Divorced father Toby (Chris Pine) and his ex-convict brother Tanner Howard (Ben Foster) begin a series of bank robberies in an attempt to save the family ranch. Texas Rangers Marcus Hamilton (the always superb Jeff Bridges) and half Mexican, half Native American Alberto Parker (Gil Birmingham) are on the chase. It’s a simple enough set-up but director David McKenzie (The Last Great Wilderness, Asylum) has some fun with it anyway. (One robbery goes awry because a bank customer is carrying and fires off a few rounds at the thieves as they try to flee.) McKenzie also brings out unexpected nuances in the characters. Pine delivers his best performance yet and Foster’s a revelation.
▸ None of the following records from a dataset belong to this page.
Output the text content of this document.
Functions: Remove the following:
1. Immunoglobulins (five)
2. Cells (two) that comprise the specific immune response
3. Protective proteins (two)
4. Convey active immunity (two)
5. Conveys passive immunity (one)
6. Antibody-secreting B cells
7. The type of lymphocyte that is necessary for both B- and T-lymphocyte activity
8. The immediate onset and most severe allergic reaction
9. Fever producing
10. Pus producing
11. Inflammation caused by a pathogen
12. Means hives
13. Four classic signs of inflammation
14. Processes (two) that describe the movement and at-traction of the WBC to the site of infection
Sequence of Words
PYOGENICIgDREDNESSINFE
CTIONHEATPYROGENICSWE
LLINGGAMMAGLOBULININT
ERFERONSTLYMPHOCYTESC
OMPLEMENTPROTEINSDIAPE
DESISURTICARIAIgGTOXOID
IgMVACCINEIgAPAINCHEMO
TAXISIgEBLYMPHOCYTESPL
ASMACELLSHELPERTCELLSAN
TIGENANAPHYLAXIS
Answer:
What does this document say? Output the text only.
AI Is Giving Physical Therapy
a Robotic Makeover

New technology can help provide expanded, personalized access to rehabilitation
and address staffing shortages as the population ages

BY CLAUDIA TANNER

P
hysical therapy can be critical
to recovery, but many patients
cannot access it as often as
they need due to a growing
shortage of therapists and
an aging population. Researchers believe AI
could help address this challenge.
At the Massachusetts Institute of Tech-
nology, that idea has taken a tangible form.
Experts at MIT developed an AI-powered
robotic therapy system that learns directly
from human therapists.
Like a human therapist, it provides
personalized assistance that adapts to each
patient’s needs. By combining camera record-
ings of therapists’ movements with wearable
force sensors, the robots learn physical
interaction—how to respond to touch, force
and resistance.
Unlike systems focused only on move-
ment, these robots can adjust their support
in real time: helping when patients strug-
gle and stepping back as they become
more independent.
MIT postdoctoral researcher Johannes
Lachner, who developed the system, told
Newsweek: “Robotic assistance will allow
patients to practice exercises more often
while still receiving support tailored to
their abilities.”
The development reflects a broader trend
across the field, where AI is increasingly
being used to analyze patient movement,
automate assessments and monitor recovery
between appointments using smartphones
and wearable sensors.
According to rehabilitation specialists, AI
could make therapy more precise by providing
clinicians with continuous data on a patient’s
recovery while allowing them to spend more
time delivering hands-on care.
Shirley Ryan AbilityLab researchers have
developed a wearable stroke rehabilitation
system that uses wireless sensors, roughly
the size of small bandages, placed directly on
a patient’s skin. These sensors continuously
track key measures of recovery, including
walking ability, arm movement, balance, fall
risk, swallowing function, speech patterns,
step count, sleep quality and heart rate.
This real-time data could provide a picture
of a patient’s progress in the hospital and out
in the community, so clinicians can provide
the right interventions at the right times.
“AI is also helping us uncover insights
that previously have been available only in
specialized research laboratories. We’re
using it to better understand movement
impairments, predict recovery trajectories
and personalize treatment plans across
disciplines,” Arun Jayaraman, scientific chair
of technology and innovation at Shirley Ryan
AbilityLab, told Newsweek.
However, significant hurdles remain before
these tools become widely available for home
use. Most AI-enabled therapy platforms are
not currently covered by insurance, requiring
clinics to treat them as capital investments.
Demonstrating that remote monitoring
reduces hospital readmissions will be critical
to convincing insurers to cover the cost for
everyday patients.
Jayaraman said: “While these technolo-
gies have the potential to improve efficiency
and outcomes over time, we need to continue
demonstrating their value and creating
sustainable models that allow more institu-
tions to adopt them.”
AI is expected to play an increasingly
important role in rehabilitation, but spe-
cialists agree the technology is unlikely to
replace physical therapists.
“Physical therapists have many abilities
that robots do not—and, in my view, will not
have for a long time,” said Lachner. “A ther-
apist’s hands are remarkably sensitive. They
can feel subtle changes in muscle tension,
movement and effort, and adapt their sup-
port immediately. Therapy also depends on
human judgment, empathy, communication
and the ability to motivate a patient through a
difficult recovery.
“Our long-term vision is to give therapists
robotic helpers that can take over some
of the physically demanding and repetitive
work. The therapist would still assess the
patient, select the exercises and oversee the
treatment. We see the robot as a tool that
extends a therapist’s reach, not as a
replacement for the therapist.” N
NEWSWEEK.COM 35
Jeff Bridges and Gil Birmingham
Poverty itself is a character in Hell or High Water and racial tensions are never far below the surface in the West Texas communities we see here. Marcus mercilessly ribs Alberto over his heritage and in a sequence at an Indian casino, we learn that the true meaning of Comanche is “enemy to everyone.” In this land where the cowpoke legend lives on, a number of citizens are more inclined to side with the outlaws rather than the Marshalls; especially given their targets are the same banks who’ve been bleeding the community dry for years. Viewers feel this way as well and can’t help rooting for Toby and Tanner too – at least at first. McKenzie has a habit of subverting people’s expectations in films and he does so here as well, as the true cost of the Howard boys crimes becomes clear. With Hell or High Water McKenzie gives us a take an on the classical Western that both honors the traditional mythos and yet still seems fresh.